Beberapa ormas memang tak ubahnya seperti kartel narkotika. Mereka berebut wilayah kekuasaan tanpa memperdulikan kepentingan negara. Selain itu, beberapa ormas juga memosisikan dirinya sebagai hakim jalanan karena semua persoalan harus diselesaikan dengan kekerasan. Perilaku bar-bar mereka membuat Indonesia seperti negara tanpa hukum. Hukum ditangan mereka bisa berubah wujud menjadi lemparan batu, pentungan, pemukulan dan bahkan senjata tajam. Mereka tidak segan untuk melakukan tindakan anarkhisme terhadap kelompok-kelompok masyarakat yang tak sepaham atau dianggap bisa mengganggu kepentingan kelompoknya.

Jika dibiarkan terus berlanjut, tindakan destruktif dan represif mereka bisa mengganggu keamanan umum yang pada akhirnya mengakibatkan konflik horizontal di masyarakat. Keberadaan ormas inilah yang seharusnya dibubarkan karena tidak sesuai dengan amanat Undang-Undang Nomor 8 Tahun 1985 tentang Organisasi Massa.

Diskriminasi
Kebijakan yang dilakukan oleh pemerintah untuk menata keberadaan ormas dengan mengamandemen undang-undang tentang ormas terkesan sudah terlambat. Namun keinginan untuk mengamandemen peraturan tentang ormas harus didukung oleh semua pihak untuk menciptakan suasana yang kondusif di masyarakat.
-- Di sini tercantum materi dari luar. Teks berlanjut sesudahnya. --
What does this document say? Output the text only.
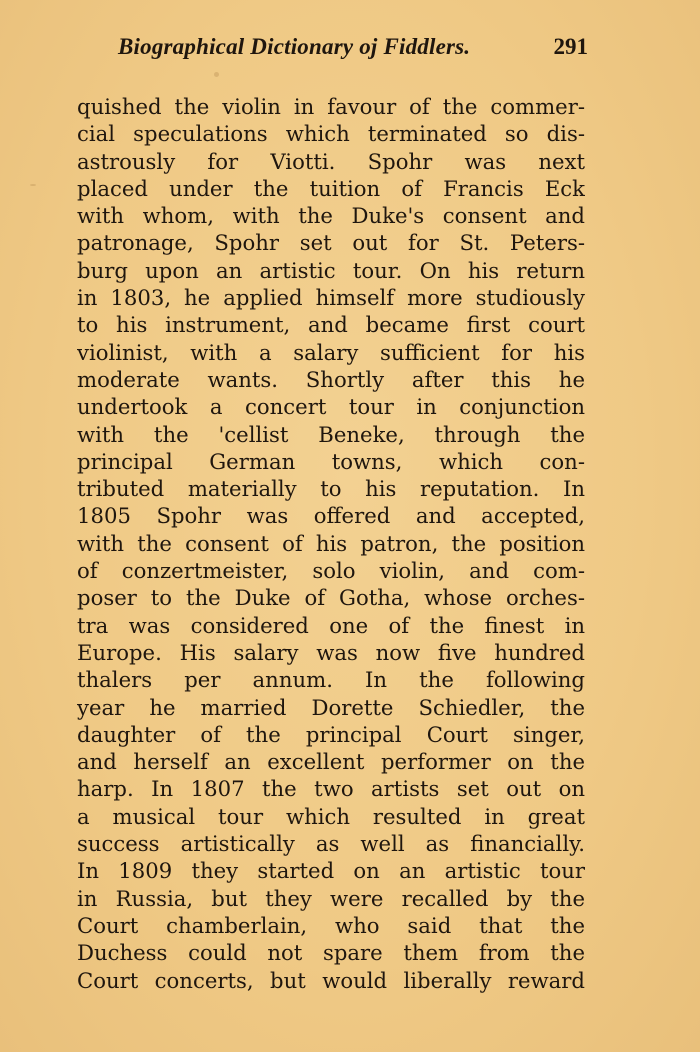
Biographical Dictionary oj Fiddlers.	291
quished the violin in favour of the commer-
cial speculations which terminated so dis-
astrously for Viotti. Spohr was next
placed under the tuition of Francis Eck
with whom, with the Duke's consent and
patronage, Spohr set out for St. Peters-
burg upon an artistic tour. On his return
in 1803, he applied himself more studiously
to his instrument, and became first court
violinist, with a salary sufficient for his
moderate wants. Shortly after this he
undertook a concert tour in conjunction
with the 'cellist Beneke, through the
principal German towns, which con-
tributed materially to his reputation. In
1805 Spohr was offered and accepted,
with the consent of his patron, the position
of conzertmeister, solo violin, and com-
poser to the Duke of Gotha, whose orches-
tra was considered one of the finest in
Europe. His salary was now five hundred
thalers per annum. In the following
year he married Dorette Schiedler, the
daughter of the principal Court singer,
and herself an excellent performer on the
harp. In 1807 the two artists set out on
a musical tour which resulted in great
success artistically as well as financially.
In 1809 they started on an artistic tour
in Russia, but they were recalled by the
Court chamberlain, who said that the
Duchess could not spare them from the
Court concerts, but would liberally reward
Undang-undang tentang ormas memang sudah seharusnya diamandemen karena sering mengakibatkan pelanggaran sistemik. Tidak saja oleh ormas melainkan juga oleh pemerintah yang menyalahartikan larangan substansi peraturan dalam undang-undang. Selain itu, beberapa diantaranya juga sudah kadaluarsa karena tidak sejalan dengan semangat reformasi dan demokrasi yang menjamin hak asasi manusia.

Misalnya, aturan pasal 16 yang melarang ormas untuk mengembangkan paham marxisme/komunisme dan ‘paham lain’ yang bertentangan dengan Pancasila. Pada praktiknya, peraturan tersebut sering digunakan oleh pemerintah justru untuk membubarkan ormas-ormas yang dinilai menyimpang dari keyakinan kelompok mayoritas. Misalnya, pemerintah melarang sekte-sekte agama minoritas yang berbeda secara keyakinan dengan salah satu agama mayoritas. Padahal ormas tersebut tidak pernah mengganggu ketertiban umum seperti yang diatur dalam pasal 13 sebagai prasyarat yang digunakan oleh pemerintah untuk membubarkan ormas.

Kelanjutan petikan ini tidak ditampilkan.